We have photos of the fake Josh and real Josh meeting after the contest.
Passcode: People act like phishing is this goofy thing that only suckers fall for, like a Nigerian scam. But it's actually really common.
Hadnagy: That whole t-shirt that says, "There's no patch for human stupidity," I don't go for that. This is not about stupidity. This is about opportunity, and the [attack] vectors getting better.
I’ll give you an example. Even I’ve been phished. We were heading out to Vegas, and that requires a ton of stuff to happen. My office looks like a tornado hit it. There are boxes everywhere, supplies, and things that need to be shipped. It's a mess. And I ordered a million things from Amazon. So I get an email that says, "One of your recent orders from Amazon will not be shipped due to a declined credit card."
I didn't look at it. I just clicked the email. The only thing that saved my life was I looked up at the URL bar, and I saw that it was a Russian site. Not Amazon.com, but it looked just like an Amazon log in.
I went back looked at the e-mail, and it showed a George Foreman grill and Lee Press On Nails. I've never ordered either of those.
If I had taken ten seconds to read the email, I would've realized that it definitely was fake.
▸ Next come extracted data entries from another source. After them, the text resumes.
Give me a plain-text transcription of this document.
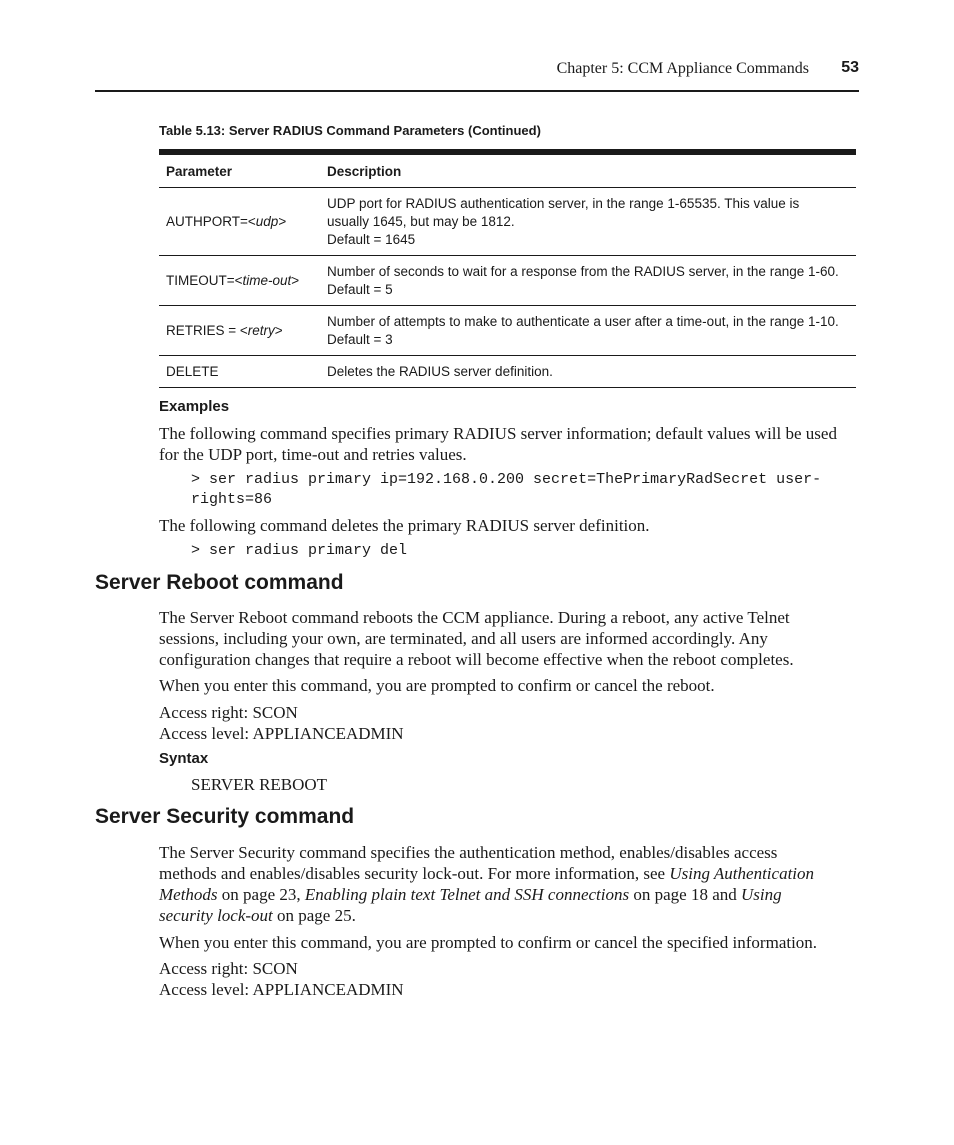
Chapter 5: CCM Appliance Commands 53
Table 5.13: Server RADIUS Command Parameters (Continued)
Parameter	Description
AUTHPORT=<udp>	UDP port for RADIUS authentication server, in the range 1-65535. This value is
usually 1645, but may be 1812.
Default = 1645

TIMEOUT=<time-out>	Number of seconds to wait for a response from the RADIUS server, in the range 1-60.
Default = 5

RETRIES = <retry>	Number of attempts to make to authenticate a user after a time-out, in the range 1-10.
Default = 3

DELETE	Deletes the RADIUS server definition.
Examples
The following command specifies primary RADIUS server information; default values will be used
for the UDP port, time-out and retries values.
> ser radius primary ip=192.168.0.200 secret=ThePrimaryRadSecret user-
rights=86
The following command deletes the primary RADIUS server definition.
> ser radius primary del
Server Reboot command
The Server Reboot command reboots the CCM appliance. During a reboot, any active Telnet
sessions, including your own, are terminated, and all users are informed accordingly. Any
configuration changes that require a reboot will become effective when the reboot completes.
When you enter this command, you are prompted to confirm or cancel the reboot.
Access right: SCON
Access level: APPLIANCEADMIN
Syntax
SERVER REBOOT
Server Security command
The Server Security command specifies the authentication method, enables/disables access
methods and enables/disables security lock-out. For more information, see Using Authentication
Methods on page 23, Enabling plain text Telnet and SSH connections on page 18 and Using
security lock-out on page 25.
When you enter this command, you are prompted to confirm or cancel the specified information.
Access right: SCON
Access level: APPLIANCEADMIN
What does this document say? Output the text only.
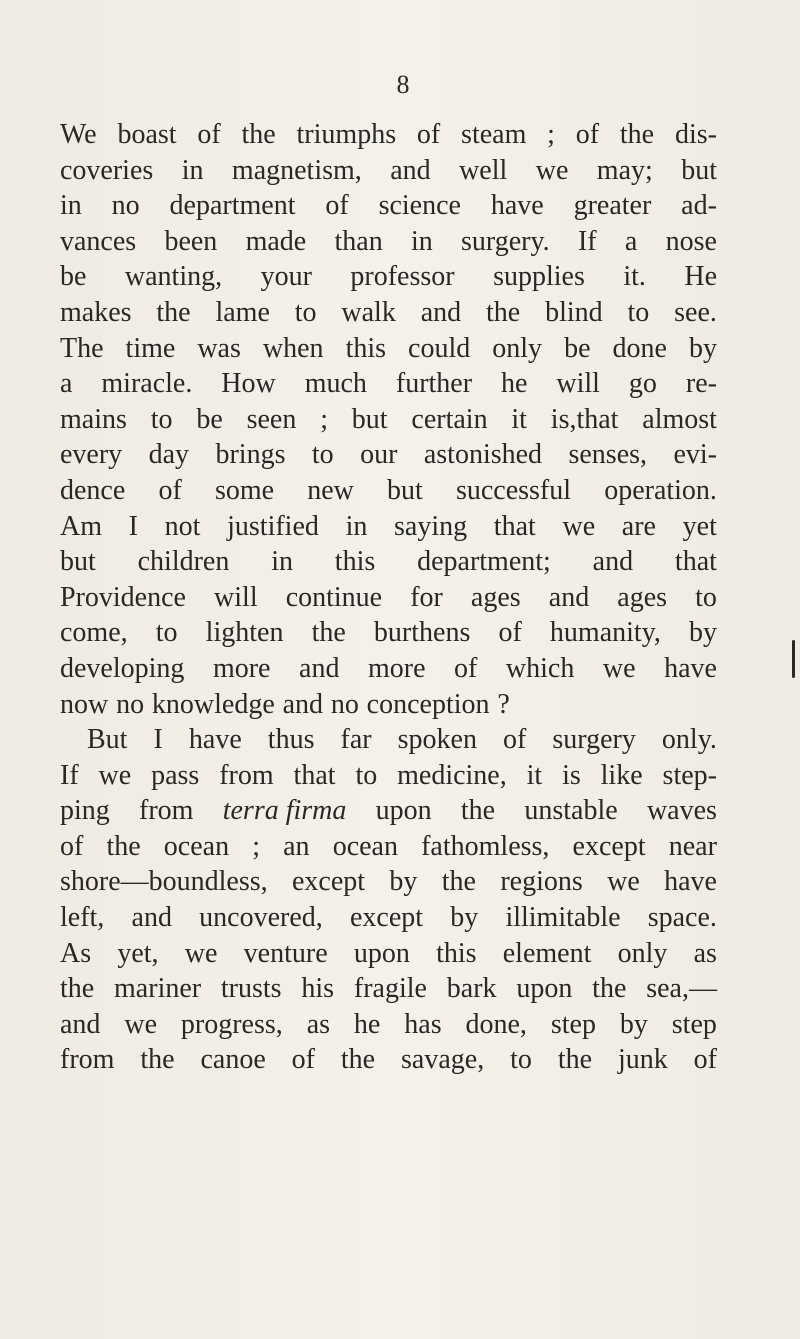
8
We boast of the triumphs of steam ; of the dis-
coveries in magnetism, and well we may; but
in no department of science have greater ad-
vances been made than in surgery. If a nose
be wanting, your professor supplies it. He
makes the lame to walk and the blind to see.
The time was when this could only be done by
a miracle. How much further he will go re-
mains to be seen ; but certain it is,that almost
every day brings to our astonished senses, evi-
dence of some new but successful operation.
Am I not justified in saying that we are yet
but children in this department; and that
Providence will continue for ages and ages to
come, to lighten the burthens of humanity, by
developing more and more of which we have
now no knowledge and no conception ?
But I have thus far spoken of surgery only.
If we pass from that to medicine, it is like step-
ping from terra firma upon the unstable waves
of the ocean ; an ocean fathomless, except near
shore—boundless, except by the regions we have
left, and uncovered, except by illimitable space.
As yet, we venture upon this element only as
the mariner trusts his fragile bark upon the sea,—
and we progress, as he has done, step by step
from the canoe of the savage, to the junk of
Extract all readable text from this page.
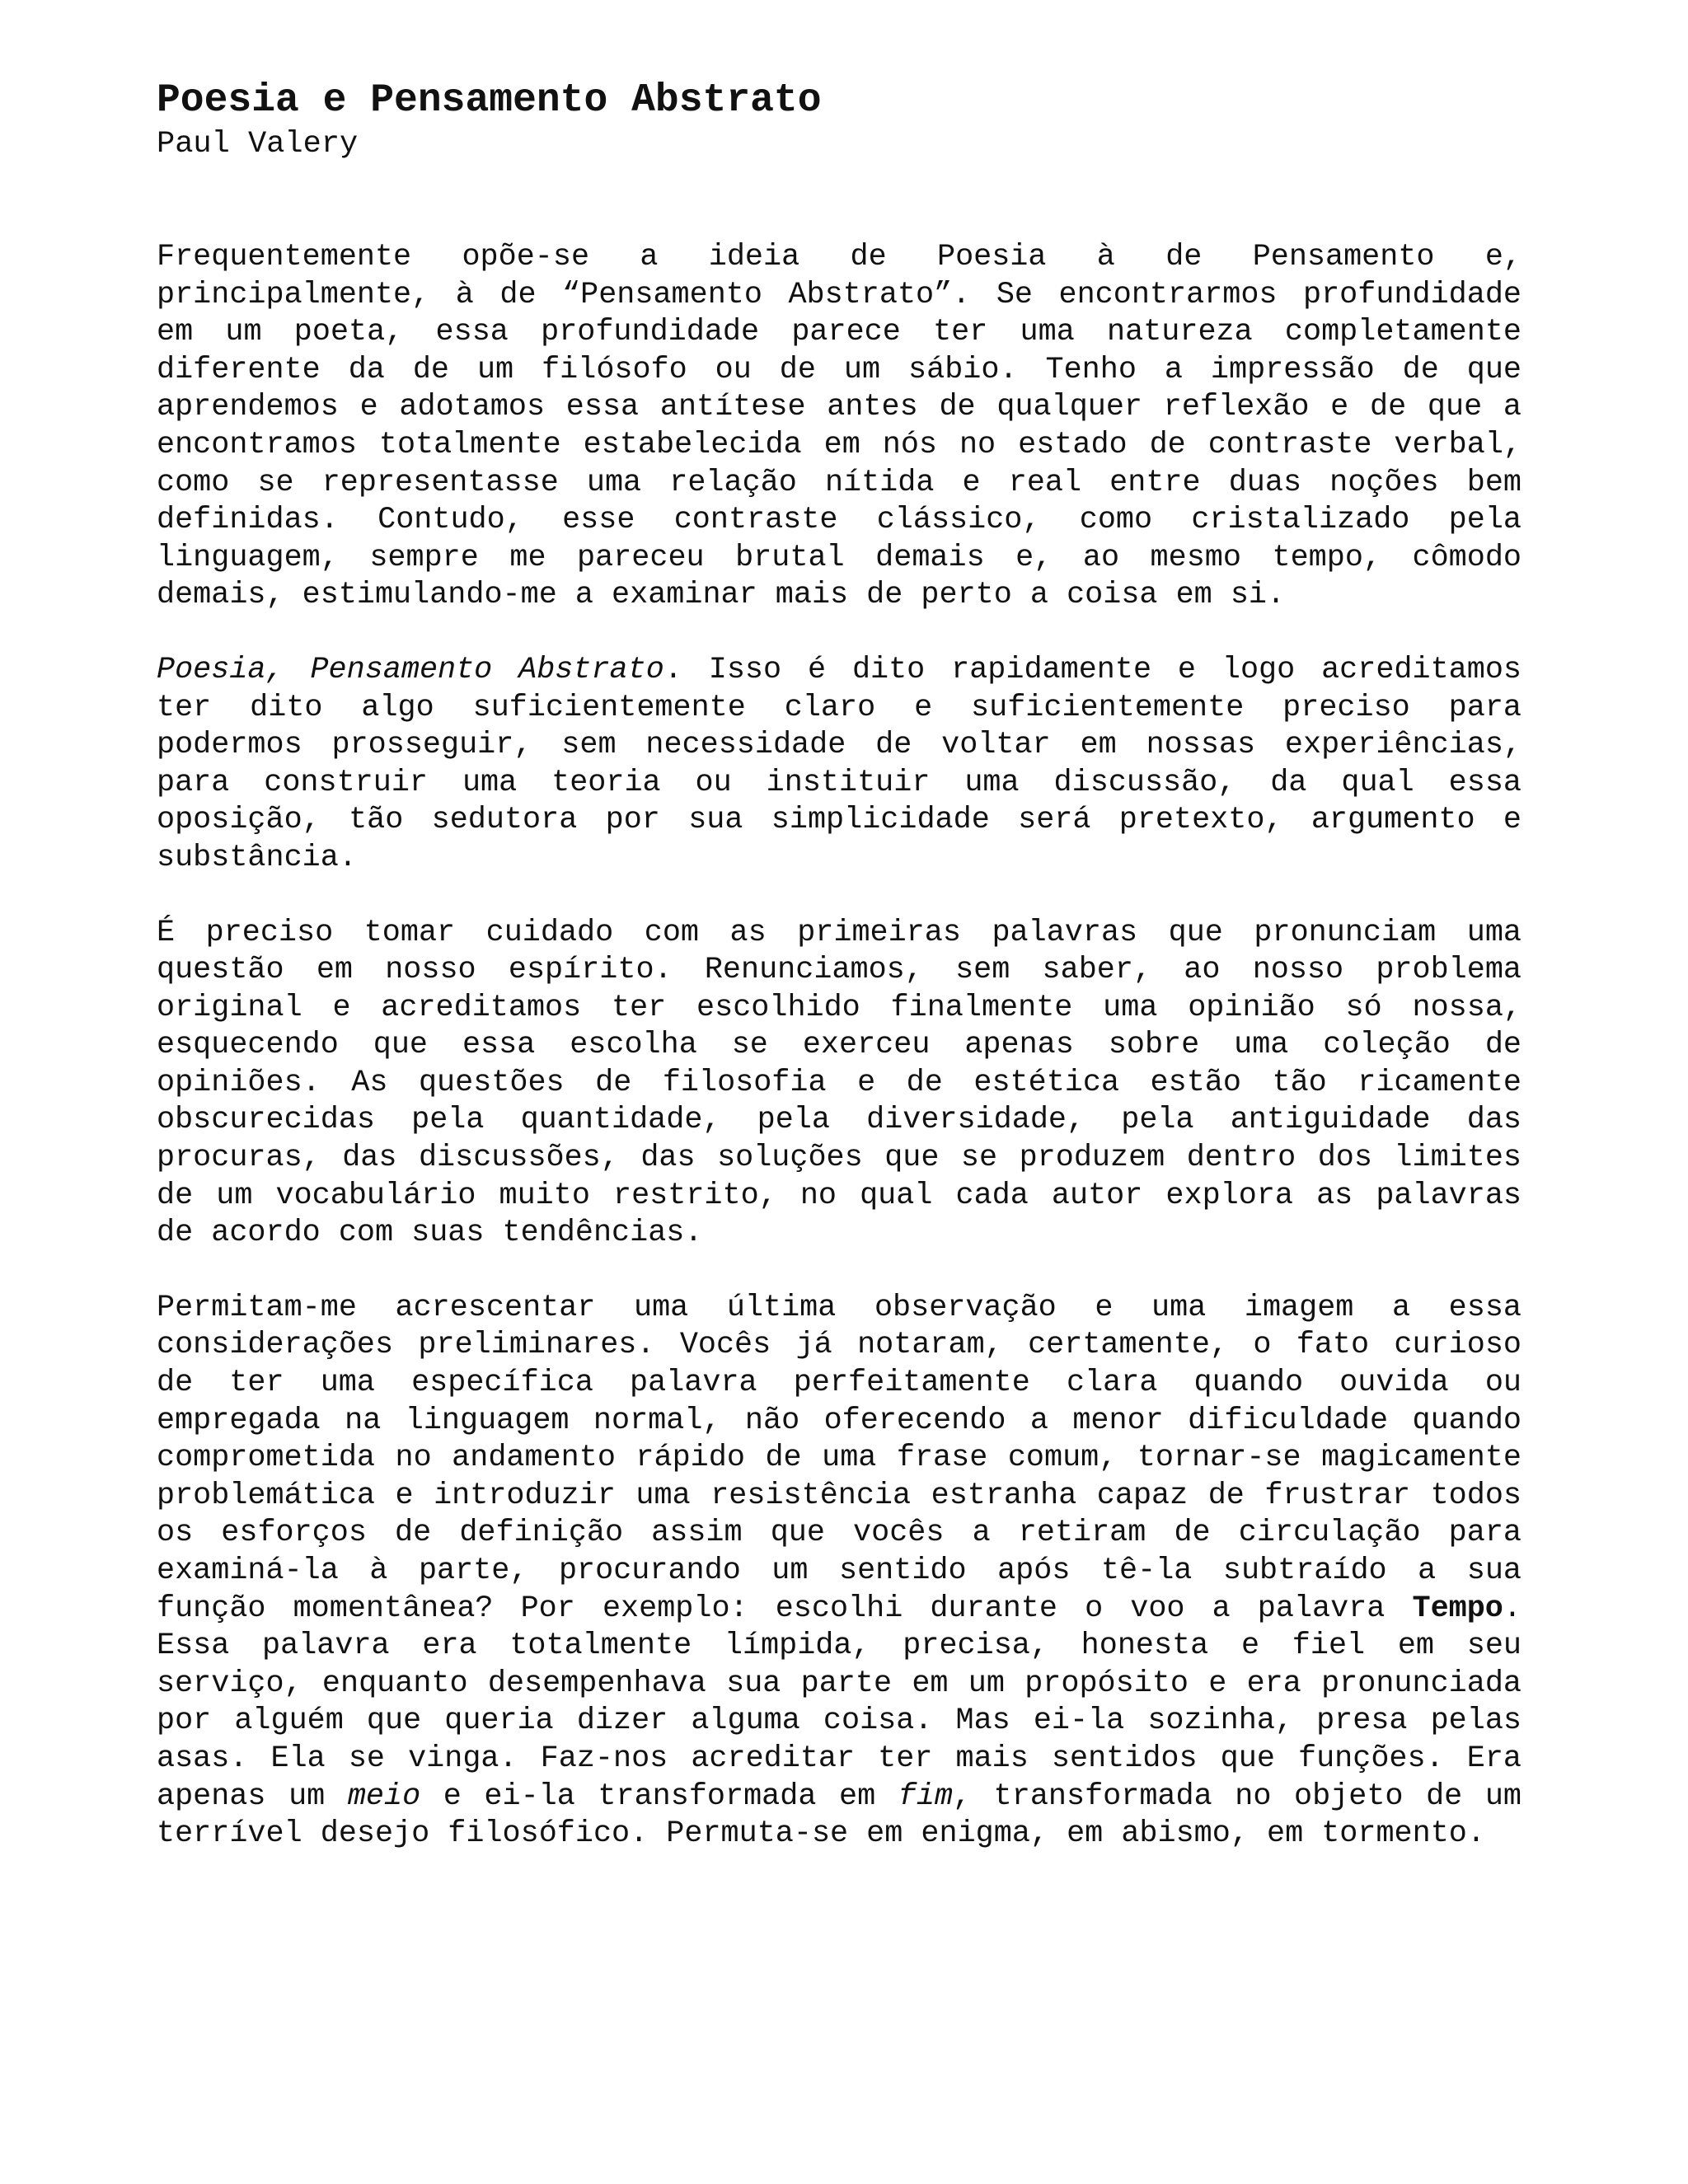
Poesia e Pensamento Abstrato
Paul Valery

Frequentemente opõe-se a ideia de Poesia à de Pensamento e, principalmente, à de “Pensamento Abstrato”. Se encontrarmos profundidade em um poeta, essa profundidade parece ter uma natureza completamente diferente da de um filósofo ou de um sábio. Tenho a impressão de que aprendemos e adotamos essa antítese antes de qualquer reflexão e de que a encontramos totalmente estabelecida em nós no estado de contraste verbal, como se representasse uma relação nítida e real entre duas noções bem definidas. Contudo, esse contraste clássico, como cristalizado pela linguagem, sempre me pareceu brutal demais e, ao mesmo tempo, cômodo demais, estimulando-me a examinar mais de perto a coisa em si.

Poesia, Pensamento Abstrato. Isso é dito rapidamente e logo acreditamos ter dito algo suficientemente claro e suficientemente preciso para podermos prosseguir, sem necessidade de voltar em nossas experiências, para construir uma teoria ou instituir uma discussão, da qual essa oposição, tão sedutora por sua simplicidade será pretexto, argumento e substância.

É preciso tomar cuidado com as primeiras palavras que pronunciam uma questão em nosso espírito. Renunciamos, sem saber, ao nosso problema original e acreditamos ter escolhido finalmente uma opinião só nossa, esquecendo que essa escolha se exerceu apenas sobre uma coleção de opiniões. As questões de filosofia e de estética estão tão ricamente obscurecidas pela quantidade, pela diversidade, pela antiguidade das procuras, das discussões, das soluções que se produzem dentro dos limites de um vocabulário muito restrito, no qual cada autor explora as palavras de acordo com suas tendências.

Permitam-me acrescentar uma última observação e uma imagem a essa considerações preliminares. Vocês já notaram, certamente, o fato curioso de ter uma específica palavra perfeitamente clara quando ouvida ou empregada na linguagem normal, não oferecendo a menor dificuldade quando comprometida no andamento rápido de uma frase comum, tornar-se magicamente problemática e introduzir uma resistência estranha capaz de frustrar todos os esforços de definição assim que vocês a retiram de circulação para examiná-la à parte, procurando um sentido após tê-la subtraído a sua função momentânea? Por exemplo: escolhi durante o voo a palavra Tempo. Essa palavra era totalmente límpida, precisa, honesta e fiel em seu serviço, enquanto desempenhava sua parte em um propósito e era pronunciada por alguém que queria dizer alguma coisa. Mas ei-la sozinha, presa pelas asas. Ela se vinga. Faz-nos acreditar ter mais sentidos que funções. Era apenas um meio e ei-la transformada em fim, transformada no objeto de um terrível desejo filosófico. Permuta-se em enigma, em abismo, em tormento.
But this is what social engineers prey on – that we're all busy.
So when a guy who's sitting in his office, stressed – who maybe got in an argument with his wife last night, who on the way to work got a flat tire, and now his boss is chewing him out because he's got three reports due and a meeting in fifteen minutes – gets an email that says, "Boss wants you to read this Excel file on end-of-year budgets."
He’ll just click it.
Passcode: They almost got you with Lee Press On Nails? I sort of assumed it took more finesse.
Hadnagy: We keep statistics on how new and experienced social engineers perform every year. And new ones perform almost as well.
The only difference is that experienced people are less likely to panic when people are shutting them down. Also, new people often try to convince people they're doing a survey. But who actually stays on the line to take surveys?
Passcode: How could I turn this conversation into a social engineering attempt?
Hadnagy: Here's the thing: I get an email that says, "Hey, a reporter wants to talk to you." I don't even know who you are. I willingly get on the phone. I pour my heart out to you about being phished, about this and that. You got all this information on me.
Now, let's just say you were really an attacker. So now you go, "Hey, Chris, I'm going to write about this. Where about you from?"
I might say: "Oh, I'm from Pennsylvania, just north of Scranton." And we'd go from there.
"Oh really? I used to live in Pennsylvania, what town you live in?"
"Brooklyn."
"Brooklyn, Pennsylvania. I didn't know there was a Brooklyn, Pennsylvania. Where is that?"
"Oh that's cool, well, that sounds like a quiet place. Do you have a family out there?"
"Yeah, yeah, I got two kids, you know, it's a really nice place. It's quiet out here."
Now, think about what you just did. You know where I live. You know I have two kids. You know I like Amazon and wrote a book. You know where I'm from. All of this in a normal conversation. You haven't attacked me – but you could use all of this to do so.
And that's exactly what nation states do all the time. It's called elicitation, but it just looks like a normal conversation. There are no deep down, Jedi mind tricks.